Las apreciaciones antes señaladas coinciden con las de consultores del Federal Bureau of Investigation (FBI), pues en el documento se sostiene que las reglas de la experiencia aconsejan que los servicios secretos posean una estructura organizacional y una doctrina que les permita disponer de sistemas de conocimiento basados en el procedimiento óptimo de la información lograda por diversas fuentes para producir la Inteligencia Nacional destinada al jefe de Estado y el Consejo de Ministros e Inteligencia Policial y para los órganos de inteligencia del sector Interior, que son los competentes en este caso.

Montesinos indica en su ensayo que bajo esa línea de pensamiento, los procesos de producción de inteligencia son entendidos básicamente como actividades intelectuales interconectadas con las que la capacidad del analista de inteligencia, apoyado por la tecnología, hace posible la elaboración de un conocimiento estructurado a partir de datos inconexos que, debidamente procesados y tras ser evaluados, integrados e interpretados, garantizan un eficiente combate al sicariato y al crimen organizado.

“Esto significa -se lee en el ensayo- que el tiempo dedicado por los analistas de Inteligencia al procesamiento de datos y al análisis de información se reduce drásticamente, ya que se necesita disponer del conocimiento de la situación con la máxima urgencia, pues la ola de violencia se incrementa con mayor intensidad”.
Lógicamente la información debe ser puntual sobre lo que ocurre, activando la capacidad recolectora de las fuentes sobre estos hechos que son una amenaza tan siniestra como el terrorismo.

Según el ex asesor presidencial, los esfuerzos de Inteligencia tienen que actualizarse constantemente para conocer las capacidades e intenciones de las redes criminales y para ello hay que penetrar en el núcleo de dichas organizaciones.
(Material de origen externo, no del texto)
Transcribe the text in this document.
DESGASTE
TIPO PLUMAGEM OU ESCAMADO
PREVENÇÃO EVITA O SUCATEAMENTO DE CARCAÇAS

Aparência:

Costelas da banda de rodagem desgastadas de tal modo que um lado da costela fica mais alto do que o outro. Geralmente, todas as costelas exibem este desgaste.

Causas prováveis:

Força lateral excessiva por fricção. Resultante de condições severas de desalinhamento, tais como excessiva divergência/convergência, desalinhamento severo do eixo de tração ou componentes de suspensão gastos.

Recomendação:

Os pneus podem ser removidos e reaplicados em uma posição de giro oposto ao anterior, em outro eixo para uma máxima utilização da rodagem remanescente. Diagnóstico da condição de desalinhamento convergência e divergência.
Indica que los analistas deben presentar un listado de las áreas donde las redes criminales captan, adoctrinan y financian a sus integrantes, sin descuidar sus capacidades de mando, control, inteligencia y comunicaciones.

Más adelante, Montesinos señala: “La gestión de la imaginación y la simulación de situaciones que puedan comprometer la seguridad colectiva es otro de los retos que tendrían que afrontar diariamente los servicios de Inteligencia que de manera combinada con expertos científicos y medios tácticos deben crear escenarios virtuales de lo que puede ser improbable, pero no imposible”.

Así la evaluación de riesgos hallaría un adecuado ejemplo de simbiosis entre lo que es la tecnología y la gestión de la imaginación como antesala preventiva de la labor de inteligencia. Estrategia que garantizó la vida del expresidente Alberto Fujimori y su familia durante su régimen.

“Los simulacros -se lee en el ensayo- ponen a prueba medidas de reacción rápida ante cualquier acción de estas redes y coaliciones”.

MODELO REACTIVO

El modelo de seguridad reactivo no ha dado los resultados esperados frente a amenazas cada día más crecientes de las redes criminales.

“Los servicios de inteligencia -se lee en el ensayo- están obligados a desarrollar nuevas capacidades orientadas a la prevención de esta peligrosa y creciente actividad.

a comunidad de inteligencia deberá reestructurar sus prioridades desarrollando las áreas que se muestran vulnerables”.